To remediate Zone Transfer risks in Hanami when Mutual Tls is in use, tighten both DNS server configuration and Mutual Tls policy. Ensure that zone transfer is restricted to explicitly authorized client certificate subjects and that the DNS service does not serve zone data over TLS unless the request context is verified.

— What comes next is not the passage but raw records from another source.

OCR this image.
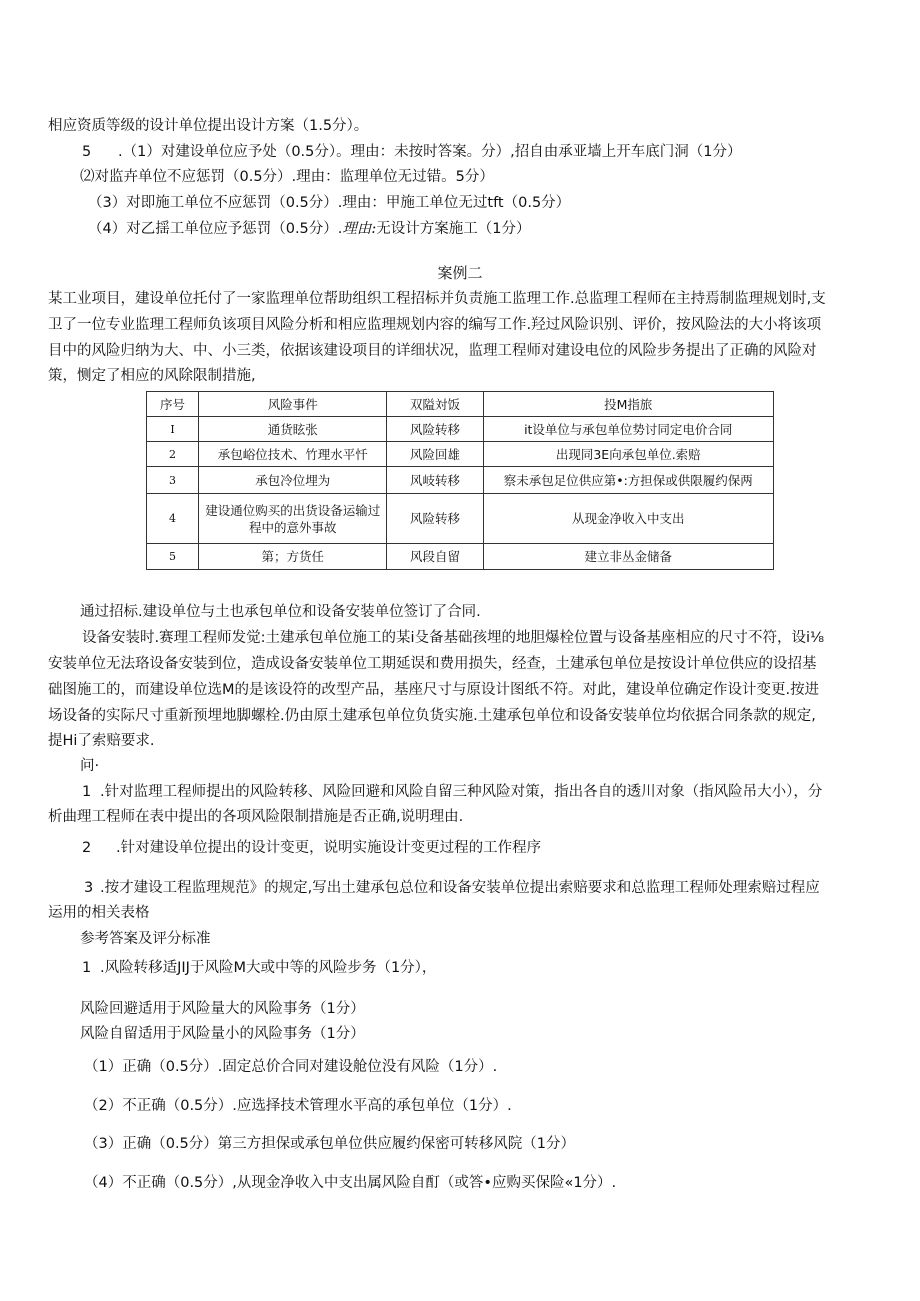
相应资质等级的设计单位提出设计方案（1.5分）。
5 .（1）对建设单位应予处（0.5分）。理由：未按时答案。分）,招自由承亚墙上开车底门洞（1分）
⑵对监卉单位不应惩罚（0.5分）.理由：监理单位无过错。5分）
（3）对即施工单位不应惩罚（0.5分）.理由：甲施工单位无过tft（0.5分）
（4）对乙揺工单位应予惩罚（0.5分）.理由:无设计方案施工（1分）
案例二
某工业项目，建设单位托付了一家监理单位帮助组织工程招标并负责施工监理工作.总监理工程师在主持焉制监理规划时,支
卫了一位专业监理工程师负该项目风险分析和相应监理规划内容的编写工作.羟过风险识别、评价，按风险法的大小将该项
目中的风险归纳为大、中、小三类，依据该建设项目的详细状况，监理工程师对建设电位的风险步务提出了正确的风险对
策，恻定了相应的风除限制措施,
序号	风险事件	双隘対饭	投M指旅
I	通货眩张	风险转移	it设单位与承包单位势讨同定电价合同
2	承包峪位技术、竹理水平忏	风险回雄	出现同3E向承包单位.索赔
3	承包冷位埋为	风岐转移	察未承包足位供应第•:方担保或供限履约保两
4	建设通位购买的出货设备运输过程中的意外事故	风险转移	从现金净收入中支出
5	第；方货任	风段自留	建立非丛金储备
通过招标.建设单位与土也承包单位和设备安装单位签订了合同.
设备安装时.赛理工程师发觉:土建承包单位施工的某i殳备基础孩埋的地胆爆栓位置与设备基座相应的尺寸不符，设i⅛
安装单位无法珞设备安装到位，造成设备安装单位工期延误和费用损失，经查，土建承包单位是按设计单位供应的设招基
础图施工的，而建设单位选M的是该设符的改型产品，基座尺寸与原设计图纸不符。对此，建设单位确定作设计变更.按进
场设备的实际尺寸重新预埋地脚螺栓.仍由原土建承包单位负货实施.土建承包单位和设备安装单位均依据合同条款的规定,
提Hi了索赔要求.
问·
1 .针对监理工程师提出的风险转移、风险回避和风险自留三种风险对策，指出各自的透川对象（指风险吊大小），分
析曲理工程师在表中提出的各项风险限制措施是否正确,说明理由.
2 .针对建设单位提出的设计变更，说明实施设计变更过程的工作程序
3 .按才建设工程监理规范》的规定,写出土建承包总位和设备安装单位提出索赔要求和总监理工程师处理索赔过程应
运用的相关表格
参考答案及评分标准
1 .风险转移适JIJ于风险M大或中等的风险步务（1分），
风险回避适用于风险量大的风险事务（1分）
风险自留适用于风险量小的风险事务（1分）
（1）正确（0.5分）.固定总价合同对建设舱位没有风险（1分）.
（2）不正确（0.5分）.应选择技术管理水平高的承包单位（1分）.
（3）正确（0.5分）第三方担保或承包单位供应履约保密可转移风院（1分）
（4）不正确（0.5分）,从现金净收入中支出属风险自酊（或答•应购买保险«1分）.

The following code examples show concrete configurations and request handling patterns for Hanami applications.

1) Configure Mutual Tls and restrict zone transfer to specific certificate subjects

# Hanami service configuration (e.g., config/dns.rb) with Mutual Tls and zone transfer policy
tls = Hanami::Tls.new(
  verify_peer: true,
  client_certificate_required: true,
  trusted_ca_file: "/path/to/ca.pem"
)

zone_transfer_policy = {
  allowed_subjects: %w[CN=dns-admin.example.com CN=dns-backup.example.com],
  transfer_zone: "example.com"
}

# Apply policy to DNS endpoint
Hanami::Endpoints.dns = Hanami::Endpoint.define do
  use tls

  route do |r|
    r.on "transfer" do
      r.get do
        subject = env["ssl_peer_cert"].subject.to_s
        if zone_transfer_policy[:allowed_subjects].include?(subject)
          authorized_transfer(zone_transfer_policy[:transfer_zone])
        else
          halt 403, { error: "zone transfer not permitted" }.to_json
        end
      end
    end
  end
end

2) Validate client certificate details before processing AXFR/IXFR requests

# Verify certificate extensions and constraints in Hanami middleware
class MutualTlsZoneTransferGuard
  def initialize(app)
    @app = app
  end

  def call(env)
    cert = env["ssl_peer_cert"]
    unless cert.extensions.map(&:to_s).include?("1.3.6.1.5.5.7.1.24; critical")
      # Require the zone transfer specific extended key usage or custom extension
      return [403, { "Content-Type" => "application/json" }, [{ error: "insufficient privileges" }.to_json]]
    end
    @app.call(env)
  end
end

Hanami::Middleware.use MutualTlsZoneTransferGuard

3) Enforce per-request scope and logging for auditability

# Example scoped transfer with logging and rejection of wildcard requests
def authorized_transfer(zone)
  raise ArgumentError, "wildcard zone transfers not allowed" if zone.start_with?("*")
  # Trigger incremental IXFR logic scoped to zone
  records = dns_backend.ixfr(zone, from: last_serial(zone))
  Hanami::Logger.info(
    msg: "zone transfer",
    subject: env["ssl_peer_cert"].subject.to_s,
    zone: zone,
    records_count: records.size
  )
  { zone: zone, records: records }.to_json
end

These changes ensure that even when Mutual Tls is enforced, zone transfers are limited to explicitly permitted identities and operations. middleBrick can validate the remediation by re-scanning the endpoint and confirming that unauthorized zone transfer attempts over TLS are no longer successful, while still verifying that legitimate authenticated requests remain functional.

Frequently Asked Questions

Can middleBrick detect zone transfer exposure when Mutual Tls is used?
Yes. middleBrick scans the unauthenticated attack surface including TLS-secured endpoints and flags whether zone transfer mechanisms appear accessible, providing severity, findings, and remediation guidance.
Does middleBrick fix zone transfer or certificate issues found in Hanami?
No. middleBrick detects and reports findings with remediation guidance. It does not fix, patch, block, or remediate issues in your environment.